Steve Rude's Space Ghost drawing made me want to look on YouTube for some Alex Toth-designed cartoon shows, but Jack Kirby's birthday weekend had me doing searches for his stuff instead. John Kricfalusi hates Alex Toth's TV cartoon work, but I really dig it. I don't love the cartoons themselves. The animation is herky-jerky and rather unpleasant and the dialogue is heavy on the simple declaratives. It really does seem to be written by people who assumed children to be sugary-cereal-infused animals barely above cognitive level of chimps or orangutans.
But every so often, some pure Tothian line will show through.

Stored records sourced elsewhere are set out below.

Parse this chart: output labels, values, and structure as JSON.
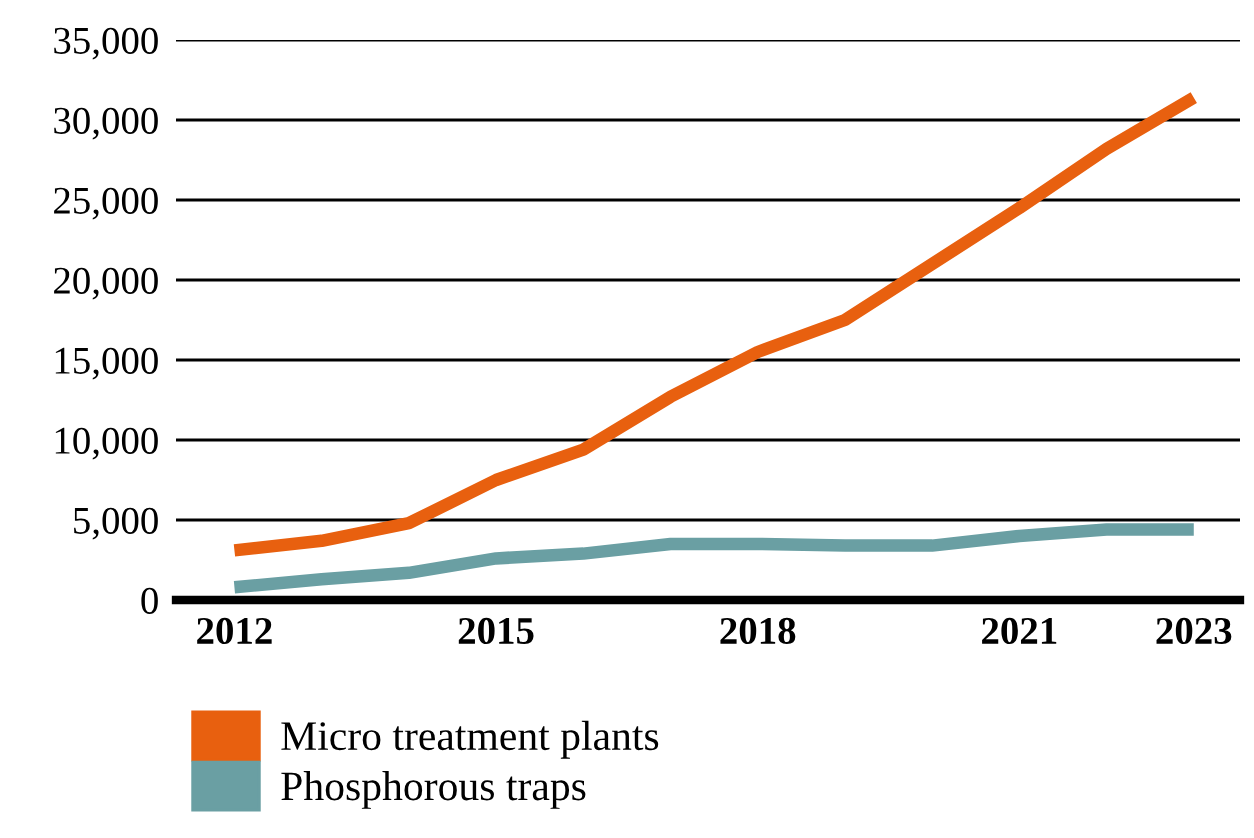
{
  "chart_data": {
    "type": "line",
    "x": [
      2012,
      2013,
      2014,
      2015,
      2016,
      2017,
      2018,
      2019,
      2020,
      2021,
      2022,
      2023
    ],
    "series": [
      {
        "name": "Micro treatment plants",
        "color": "#e8600f",
        "values": [
          3100,
          3700,
          4800,
          7500,
          9400,
          12700,
          15500,
          17500,
          21000,
          24500,
          28200,
          31400
        ]
      },
      {
        "name": "Phosphorous traps",
        "color": "#6a9fa3",
        "values": [
          800,
          1300,
          1700,
          2600,
          2900,
          3500,
          3500,
          3400,
          3400,
          4000,
          4400,
          4400
        ]
      }
    ],
    "xlim": [
      2011.33,
      2023.53
    ],
    "xticks": [
      2012,
      2015,
      2018,
      2021,
      2023
    ],
    "ylim": [
      0,
      35000
    ],
    "yticks": [
      {
        "value": 0,
        "label": "0"
      },
      {
        "value": 5000,
        "label": "5,000"
      },
      {
        "value": 10000,
        "label": "10,000"
      },
      {
        "value": 15000,
        "label": "15,000"
      },
      {
        "value": 20000,
        "label": "20,000"
      },
      {
        "value": 25000,
        "label": "25,000"
      },
      {
        "value": 30000,
        "label": "30,000"
      },
      {
        "value": 35000,
        "label": "35,000"
      }
    ],
    "grid": "y",
    "legend": "bottom",
    "marker": "none",
    "line_style": "solid"
  }
}
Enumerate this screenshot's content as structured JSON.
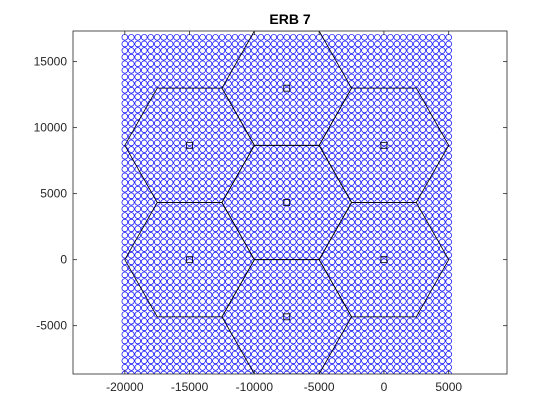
{
  "chart_data": {
    "type": "scatter",
    "title": "ERB 7",
    "xlabel": "",
    "ylabel": "",
    "xlim": [
      -24000,
      9500
    ],
    "ylim": [
      -8660,
      17320
    ],
    "xticks": [
      -20000,
      -15000,
      -10000,
      -5000,
      0,
      5000
    ],
    "yticks": [
      -5000,
      0,
      5000,
      10000,
      15000
    ],
    "xtick_labels": [
      "-20000",
      "-15000",
      "-10000",
      "-5000",
      "0",
      "5000"
    ],
    "ytick_labels": [
      "-5000",
      "0",
      "5000",
      "10000",
      "15000"
    ],
    "grid": false,
    "legend": "none",
    "colors": {
      "points": "#0000ff",
      "hexagons": "#000000",
      "axes": "#262626"
    },
    "point_grid": {
      "marker": "circle",
      "x_range": [
        -20000,
        5000
      ],
      "y_range": [
        -8660,
        17320
      ],
      "x_step": 500,
      "y_step": 500
    },
    "hexagon_radius": 5000,
    "stations": [
      {
        "x": -7500,
        "y": 12990
      },
      {
        "x": -15000,
        "y": 8660
      },
      {
        "x": 0,
        "y": 8660
      },
      {
        "x": -7500,
        "y": 4330
      },
      {
        "x": -15000,
        "y": 0
      },
      {
        "x": 0,
        "y": 0
      },
      {
        "x": -7500,
        "y": -4330
      }
    ]
  }
}
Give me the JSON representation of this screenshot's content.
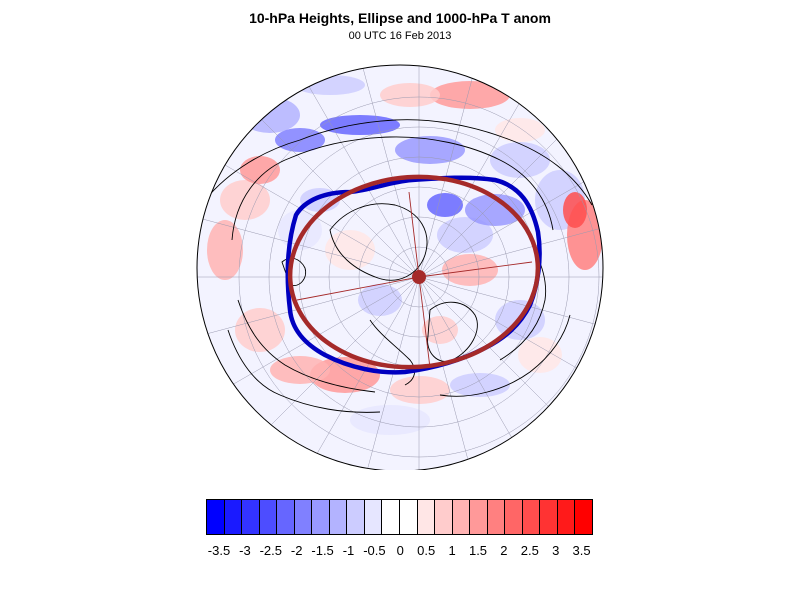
{
  "title": "10-hPa Heights, Ellipse and 1000-hPa T anom",
  "subtitle": "00 UTC 16 Feb 2013",
  "map": {
    "projection": "polar-stereographic-northern-hemisphere",
    "field": "1000-hPa temperature anomaly shading",
    "overlays": [
      {
        "name": "10-hPa height contour",
        "color": "#0000c0"
      },
      {
        "name": "fitted ellipse",
        "color": "#a52a2a"
      },
      {
        "name": "coastlines",
        "color": "#000000"
      }
    ]
  },
  "colorbar": {
    "colors": [
      "#0000ff",
      "#1a1aff",
      "#3333ff",
      "#4d4dff",
      "#6666ff",
      "#8080ff",
      "#9999ff",
      "#b3b3ff",
      "#ccccff",
      "#e6e6ff",
      "#ffffff",
      "#ffffff",
      "#ffe6e6",
      "#ffcccc",
      "#ffb3b3",
      "#ff9999",
      "#ff8080",
      "#ff6666",
      "#ff4d4d",
      "#ff3333",
      "#ff1a1a",
      "#ff0000"
    ],
    "labels": [
      "-3.5",
      "-3",
      "-2.5",
      "-2",
      "-1.5",
      "-1",
      "-0.5",
      "0",
      "0.5",
      "1",
      "1.5",
      "2",
      "2.5",
      "3",
      "3.5"
    ]
  }
}
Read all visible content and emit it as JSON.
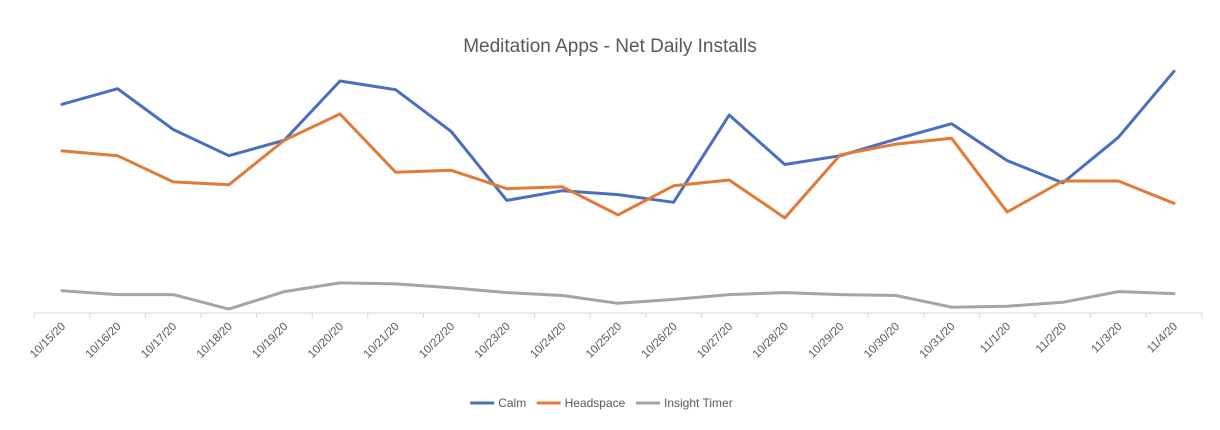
{
  "chart_data": {
    "type": "line",
    "title": "Meditation Apps - Net Daily Installs",
    "xlabel": "",
    "ylabel": "",
    "categories": [
      "10/15/20",
      "10/16/20",
      "10/17/20",
      "10/18/20",
      "10/19/20",
      "10/20/20",
      "10/21/20",
      "10/22/20",
      "10/23/20",
      "10/24/20",
      "10/25/20",
      "10/26/20",
      "10/27/20",
      "10/28/20",
      "10/29/20",
      "10/30/20",
      "10/31/20",
      "11/1/20",
      "11/2/20",
      "11/3/20",
      "11/4/20"
    ],
    "ylim": [
      0,
      240
    ],
    "y_axis_shown": false,
    "grid": false,
    "legend_position": "bottom",
    "series": [
      {
        "name": "Calm",
        "color": "#4A6FBF",
        "values": [
          215,
          231,
          189,
          162,
          178,
          239,
          230,
          187,
          116,
          126,
          122,
          114,
          204,
          153,
          162,
          179,
          195,
          157,
          134,
          181,
          249
        ]
      },
      {
        "name": "Headspace",
        "color": "#E07B39",
        "values": [
          167,
          162,
          135,
          132,
          178,
          205,
          145,
          147,
          128,
          130,
          101,
          131,
          137,
          98,
          163,
          174,
          180,
          104,
          136,
          136,
          113
        ]
      },
      {
        "name": "Insight Timer",
        "color": "#A5A5A5",
        "values": [
          23,
          19,
          19,
          4,
          22,
          31,
          30,
          26,
          21,
          18,
          10,
          14,
          19,
          21,
          19,
          18,
          6,
          7,
          11,
          22,
          20
        ]
      }
    ]
  }
}
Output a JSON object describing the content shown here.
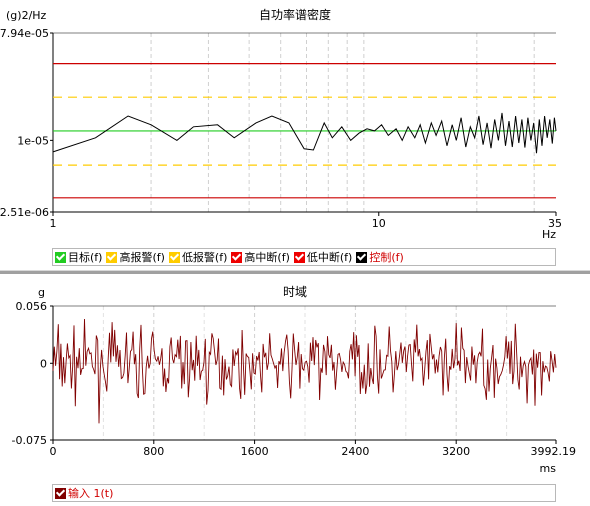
{
  "chart_data": [
    {
      "type": "line",
      "title": "自功率谱密度",
      "ylabel": "(g)2/Hz",
      "xlabel": "Hz",
      "x_scale": "log",
      "y_scale": "log",
      "xlim": [
        1,
        35
      ],
      "ylim": [
        2.51e-06,
        7.94e-05
      ],
      "x_ticks": [
        1,
        10,
        35
      ],
      "x_tick_labels": [
        "1",
        "10",
        "35"
      ],
      "y_ticks": [
        7.94e-05,
        1e-05,
        2.51e-06
      ],
      "y_tick_labels": [
        "7.94e-05",
        "1e-05",
        "2.51e-06"
      ],
      "reference_lines": [
        {
          "name": "目标(f)",
          "value": 1.2e-05,
          "color": "#22cc22",
          "style": "solid"
        },
        {
          "name": "高报警(f)",
          "value": 2.3e-05,
          "color": "#ffcc00",
          "style": "dashed"
        },
        {
          "name": "低报警(f)",
          "value": 6.2e-06,
          "color": "#ffcc00",
          "style": "dashed"
        },
        {
          "name": "高中断(f)",
          "value": 4.4e-05,
          "color": "#cc0000",
          "style": "solid"
        },
        {
          "name": "低中断(f)",
          "value": 3.3e-06,
          "color": "#cc0000",
          "style": "solid"
        }
      ],
      "series": [
        {
          "name": "控制(f)",
          "color": "#000000",
          "x": [
            1.0,
            1.35,
            1.7,
            2.0,
            2.4,
            2.7,
            3.2,
            3.6,
            4.2,
            4.7,
            5.3,
            5.9,
            6.3,
            6.8,
            7.2,
            7.7,
            8.2,
            8.7,
            9.2,
            9.7,
            10.2,
            10.7,
            11.3,
            11.8,
            12.3,
            12.9,
            13.4,
            13.9,
            14.5,
            15.0,
            15.6,
            16.2,
            16.8,
            17.3,
            17.9,
            18.5,
            19.1,
            19.7,
            20.3,
            20.9,
            21.5,
            22.1,
            22.7,
            23.3,
            23.9,
            24.5,
            25.1,
            25.7,
            26.3,
            26.9,
            27.5,
            28.1,
            28.7,
            29.3,
            29.9,
            30.5,
            31.1,
            31.7,
            32.3,
            32.9,
            33.5,
            34.1,
            34.6,
            35.0
          ],
          "y": [
            8e-06,
            1.05e-05,
            1.6e-05,
            1.35e-05,
            1e-05,
            1.3e-05,
            1.35e-05,
            1.05e-05,
            1.4e-05,
            1.6e-05,
            1.4e-05,
            8.5e-06,
            8.3e-06,
            1.4e-05,
            1.05e-05,
            1.3e-05,
            1e-05,
            1.15e-05,
            1.25e-05,
            1.2e-05,
            1.35e-05,
            1.1e-05,
            1.25e-05,
            1e-05,
            1.3e-05,
            1.05e-05,
            1.35e-05,
            9.5e-06,
            1.4e-05,
            1.1e-05,
            1.45e-05,
            9e-06,
            1.35e-05,
            1e-05,
            1.55e-05,
            8.8e-06,
            1.3e-05,
            1.05e-05,
            1.6e-05,
            9.2e-06,
            1.4e-05,
            8.6e-06,
            1.5e-05,
            1e-05,
            1.7e-05,
            9e-06,
            1.45e-05,
            8.8e-06,
            1.6e-05,
            9.5e-06,
            1.5e-05,
            8.7e-06,
            1.55e-05,
            1e-05,
            1.4e-05,
            7.8e-06,
            1.5e-05,
            9e-06,
            1.6e-05,
            1.05e-05,
            1.5e-05,
            9.4e-06,
            1.55e-05,
            1.2e-05
          ]
        }
      ],
      "legend": {
        "placement": "bottom-left",
        "items": [
          {
            "label": "目标(f)",
            "color": "#22cc22"
          },
          {
            "label": "高报警(f)",
            "color": "#ffcc00"
          },
          {
            "label": "低报警(f)",
            "color": "#ffcc00"
          },
          {
            "label": "高中断(f)",
            "color": "#ee0000"
          },
          {
            "label": "低中断(f)",
            "color": "#ee0000"
          },
          {
            "label": "控制(f)",
            "color": "#000000",
            "label_color": "#d00000"
          }
        ]
      },
      "grid": "vertical-dashed"
    },
    {
      "type": "line",
      "title": "时域",
      "ylabel": "g",
      "xlabel": "ms",
      "xlim": [
        0,
        3992.19
      ],
      "ylim": [
        -0.075,
        0.056
      ],
      "x_ticks": [
        0,
        800,
        1600,
        2400,
        3200,
        3992.19
      ],
      "x_tick_labels": [
        "0",
        "800",
        "1600",
        "2400",
        "3200",
        "3992.19"
      ],
      "y_ticks": [
        0.056,
        0,
        -0.075
      ],
      "y_tick_labels": [
        "0.056",
        "0",
        "-0.075"
      ],
      "series": [
        {
          "name": "输入 1(t)",
          "color": "#800000",
          "sample_count": 384,
          "amplitude_rms": 0.022,
          "seed": 7
        }
      ],
      "legend": {
        "placement": "bottom-left",
        "items": [
          {
            "label": "输入 1(t)",
            "color": "#800000",
            "label_color": "#d00000"
          }
        ]
      },
      "grid": "vertical-dashed"
    }
  ]
}
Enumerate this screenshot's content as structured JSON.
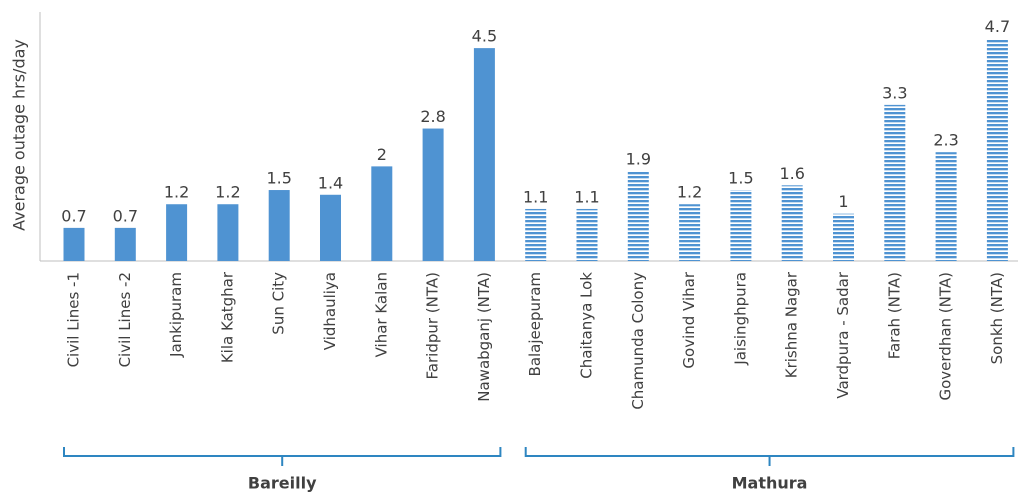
{
  "chart_data": {
    "type": "bar",
    "y_label": "Average outage hrs/day",
    "ylim": [
      0,
      5.2
    ],
    "groups": [
      {
        "name": "Bareilly",
        "color": "#4f93d2",
        "pattern": "solid",
        "categories": [
          "Civil Lines -1",
          "Civil Lines -2",
          "Jankipuram",
          "Kila Katghar",
          "Sun City",
          "Vidhauliya",
          "Vihar Kalan",
          "Faridpur (NTA)",
          "Nawabganj (NTA)"
        ],
        "values": [
          0.7,
          0.7,
          1.2,
          1.2,
          1.5,
          1.4,
          2,
          2.8,
          4.5
        ]
      },
      {
        "name": "Mathura",
        "color": "#4f93d2",
        "pattern": "striped",
        "categories": [
          "Balajeepuram",
          "Chaitanya Lok",
          "Chamunda Colony",
          "Govind Vihar",
          "Jaisinghpura",
          "Krishna Nagar",
          "Vardpura - Sadar",
          "Farah (NTA)",
          "Goverdhan (NTA)",
          "Sonkh (NTA)"
        ],
        "values": [
          1.1,
          1.1,
          1.9,
          1.2,
          1.5,
          1.6,
          1,
          3.3,
          2.3,
          4.7
        ]
      }
    ]
  }
}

Quite possibly what H-B was trying here was actually impossible-- animating Toth's elegant drawings. But even the slapdash assembly-line production of cheap-ass 60s TV cartoons can't completely obscure the genius of Toth. Some shines through despite the overall futility.
Toth could flat-out draw and in his comics work is perfectly paced, the ideal the ebb-and-flow of a page, at least American-style. Kojima Goseki is the ultimate "cinematic" storyteller overall, but Toth-- while not as inventive as Will Eisner nor as powerful as Jack Kirby-- is also quite fine and rarely equaled. Toth understood not every panel could be some boffo explosion, that you were going to have to also draw quiet conversations or even things he deemed "pedestrian."
A lot of today's top comic book artists are the visual equivalent of Celine Dion, always hitting high notes and shrieking away despite the paltry, flimsy quality of the material. Toth would be more like a Frank Sinatra or Ella Fitzgerald, backing off, giving the song-- or story-- room to breath, letting the audience settle back before hitting a grace note. Soft LOUD soft works a whole helluva lot better when you want loud to have impact than LOUD LOUD LOUD.
Anyway, I like the look of this "Birdman" cartoon. Actually, I think my ideal comic book artist would be someone combining the humanistic creativity of Jack Kirby, the rendering of Alex Toth (and many of his panel designs), the storytelling of Kojima Goseki and the appeal of Takahashi Rumiko.